Hamdi menjelaskan bahwa masalah inti yang sekarang dipertaruhkan adalah bagaimana Taliban memiliki agen “unik” yang “tidak ada” di kawasan Timur Tengah.
Inilah mengapa negara adidaya utama bersaing untuk meningkatkan hubungan dengan kelompok tersebut.
Hamdi berkata: “AS memiliki pengaruh terbatas atas Taliban, Rusia memiliki pengaruh terbatas atas Taliban - seperti halnya China.
“Jadi ini dan lokasi geostrategis Afghanistan yang merupakan sumber masalah dan sumber sakit kepala di antara banyak kalangan kebijakan luar negeri karena semua orang berebut di antara pilihan yang sangat sulit.”
Hamdi menambahkan bahwa negara-negara yang bersaing sekarang dihadapkan dengan "realitas geopolitik Taliban" dan harus memutuskan ke arah mana mereka bergerak maju dalam cara mereka bekerja untuk mengembangkan hubungan yang menguntungkan dan ideal secara geopolitik dengan Taliban tetapi berisiko mengorbankan pengejaran isu-isu seperti hak asasi manusia.
Dia menjelaskan: “Keharusan Taliban dari perspektif AS adalah menggunakannya untuk melawan China.
"Dari perspektif China (itu) untuk menggunakannya melawan AS."
Namun Hamdi memperingatkan bahwa jika semua pihak menekan Taliban, mereka berisiko "menyingkirkan" kelompok itu "tanpa pernah mengamankan keuntungan" yang mereka kejar sejak awal.
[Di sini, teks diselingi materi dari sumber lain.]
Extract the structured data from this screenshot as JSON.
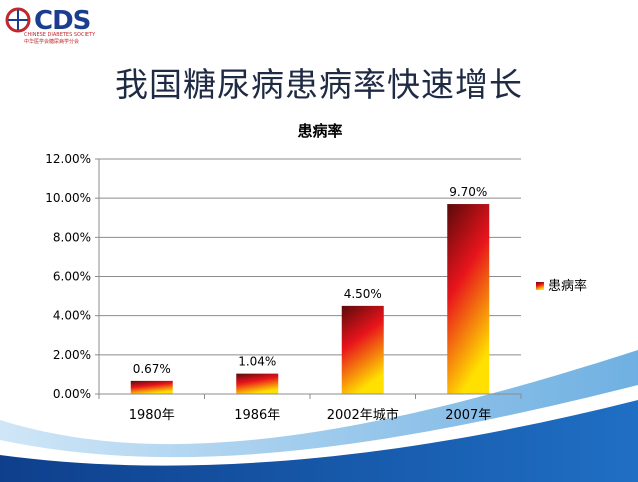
{
  "logo": {
    "letters": "CDS",
    "society_en": "CHINESE DIABETES SOCIETY",
    "society_cn": "中华医学会糖尿病学分会"
  },
  "slide": {
    "title": "我国糖尿病患病率快速增长"
  },
  "colors": {
    "bar_top": "#5a0a0a",
    "bar_mid": "#e8141c",
    "bar_bottom": "#ffe000",
    "grid": "#8c8c8c",
    "wave_dark": "#1b57a8",
    "wave_light": "#7fb6e3"
  },
  "chart_data": {
    "type": "bar",
    "title": "患病率",
    "categories": [
      "1980年",
      "1986年",
      "2002年城市",
      "2007年"
    ],
    "series": [
      {
        "name": "患病率",
        "values": [
          0.67,
          1.04,
          4.5,
          9.7
        ]
      }
    ],
    "data_labels": [
      "0.67%",
      "1.04%",
      "4.50%",
      "9.70%"
    ],
    "y_ticks": [
      {
        "value": 0,
        "label": "0.00%"
      },
      {
        "value": 2,
        "label": "2.00%"
      },
      {
        "value": 4,
        "label": "4.00%"
      },
      {
        "value": 6,
        "label": "6.00%"
      },
      {
        "value": 8,
        "label": "8.00%"
      },
      {
        "value": 10,
        "label": "10.00%"
      },
      {
        "value": 12,
        "label": "12.00%"
      }
    ],
    "ylim": [
      0,
      12
    ],
    "grid": true,
    "legend_position": "right"
  }
}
Perdana Menteri Inggris Boris Johnson mengatakan pada hari Selasa bahwa jika Taliban dapat berpegang pada "janji" mungkin ada opsi pemerintah Inggris untuk mencairkan aset kelompok tersebut, yang diperkirakan mencapai miliaran.
Sehingga Taliban dapat menggunakan uang itu untuk menjalankan Afghanistan dan membangun infrastruktur, tapi Boris Johnson menekankan itu karena banyak faktor dan belum diputuskan.